Friday, August 13, 2010

munificentissimus Deus


Today we celebrate the Solmenity of the Assumption of the Blessed Virgin Mary Body and Soul into Heaven.

Here is the opening lines of the Apostolic Constituion that pronounces, declares and defines the Assumption to be a divinely revealed dogma: that the immaculate Mother of God, the ever Virgin Mary, having completed the course of her earthly life, was assumed body and soul into heavenly glory:

"The most bountiful God (munificentissimus Deus), who is Almighty, the plan of whose providence rests upon wisdom and love, tempers, in the secret purpose of his own mind the sorrows of peoples and of individual men by means of joys that He interposes in their lives from time to time, in such a way that, under different conditions and in different ways, all things may work together unto good for those who love him."

In order to temper our sorrows he gives us joys.

One of those joys that is meant to interpose in our life is the solemn celebration of the Assumption of the Blessed Virgin Mary body and soul into heaven.

This solemn Feast is meant to be an occassion of a more solemn joy imparted to the souls of those who celebrate.

An occassion of Joy...

St. Paul tells us that as the "Body of Christ" we should "rejoice with those who rejoice and weep with those who weep." That is, the joy experienced in one member should be an occassion of joy for all members. Thus, what the Blessed Mother experiences in the fullness of redemption, not suffering the effects of sin, corruption of the tomb, or never being reduced to ashes and dust is meant to be for us a joyful anticpation of what awaits us all.

Truly with this proclamation we can say that one like us is in heaven with God, union of body and soul. Her earthly life did not end in the grave but by the merits of Christ, the grace of redemption brings her home.

Thus the toil of her journey, the sword piercing her heart, the suffering of looking upon the face of Christ dying on the cross and dead in the tomb, is not lived in vain.

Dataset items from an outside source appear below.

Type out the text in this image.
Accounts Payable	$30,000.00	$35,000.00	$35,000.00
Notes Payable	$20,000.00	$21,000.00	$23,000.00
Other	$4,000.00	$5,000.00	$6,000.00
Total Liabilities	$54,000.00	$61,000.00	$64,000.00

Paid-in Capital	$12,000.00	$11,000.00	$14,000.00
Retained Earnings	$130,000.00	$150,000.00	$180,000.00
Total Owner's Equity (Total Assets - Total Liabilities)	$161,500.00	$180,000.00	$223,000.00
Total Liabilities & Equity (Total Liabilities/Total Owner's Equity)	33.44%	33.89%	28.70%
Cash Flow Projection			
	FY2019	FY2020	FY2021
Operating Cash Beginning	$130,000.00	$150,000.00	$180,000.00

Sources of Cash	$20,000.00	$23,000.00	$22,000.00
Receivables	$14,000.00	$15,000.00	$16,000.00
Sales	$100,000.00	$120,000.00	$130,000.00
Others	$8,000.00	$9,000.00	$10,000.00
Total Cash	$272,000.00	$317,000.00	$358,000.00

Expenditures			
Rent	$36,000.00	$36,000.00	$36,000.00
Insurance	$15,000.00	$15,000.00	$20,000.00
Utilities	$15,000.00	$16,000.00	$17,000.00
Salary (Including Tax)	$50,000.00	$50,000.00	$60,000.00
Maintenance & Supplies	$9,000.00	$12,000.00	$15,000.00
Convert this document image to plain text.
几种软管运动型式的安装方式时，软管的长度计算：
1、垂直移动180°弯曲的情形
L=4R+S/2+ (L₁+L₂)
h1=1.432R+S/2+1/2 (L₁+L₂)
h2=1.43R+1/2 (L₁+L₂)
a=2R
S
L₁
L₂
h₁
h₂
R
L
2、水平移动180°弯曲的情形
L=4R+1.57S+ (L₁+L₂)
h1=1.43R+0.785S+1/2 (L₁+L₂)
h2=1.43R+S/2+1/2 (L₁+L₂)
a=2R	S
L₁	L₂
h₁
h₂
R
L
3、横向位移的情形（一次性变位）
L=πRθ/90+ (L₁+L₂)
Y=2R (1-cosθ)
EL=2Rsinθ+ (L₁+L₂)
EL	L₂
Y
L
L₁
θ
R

Her "yes" to God gains for her the rewards of such a surrender.

To surrender to God is not an act in vain. But rather it bears fruit...
This is what the occassion of Joy is all about, for all of us who remain with our eyes fixed heavenwards.

Thus, May our reach always be beyond our grasp, for otherwise what's a heaven for!

Truly we can say Munificentissimus Deus, most bountiful God, who takes our surrender and turns it into Glory, thus our 'yes' to him becomes a 'yes' forever, Body and Soul united.

Words of Pope Benedict
"Here also we see the connection with the Immaculate Conception. It can perhaps be paraphrased like this: where the totality of grace is, there is the totality of salvation....What does the assumption of body and soul into heavenly glory mean? What, after all, does "immortality" mean? and what does "death" mean? Man is not immortal by his own power, but only in and through another...truly only in and from the Entirely-Other God.

Catechism of the Catholic Church
"The Asumtion of the Blessed Virgin is a singular particpation in her Son's Resurrection and an anticipation of the resurrection of other Chrisians."

Mary Most Holy, Queen of Heaven and Earth, we look to you our life, our sweetness, and our hope; draw us onward with the sweetness of your voice, so that one day, after exile, you may show us Jesus, the blessed fruit of your womb. O clement, O loving, O sweet Virgin Mary. Pray for us, now and at the hour of our death, that we may be worthy of the promises of Christ. Amen.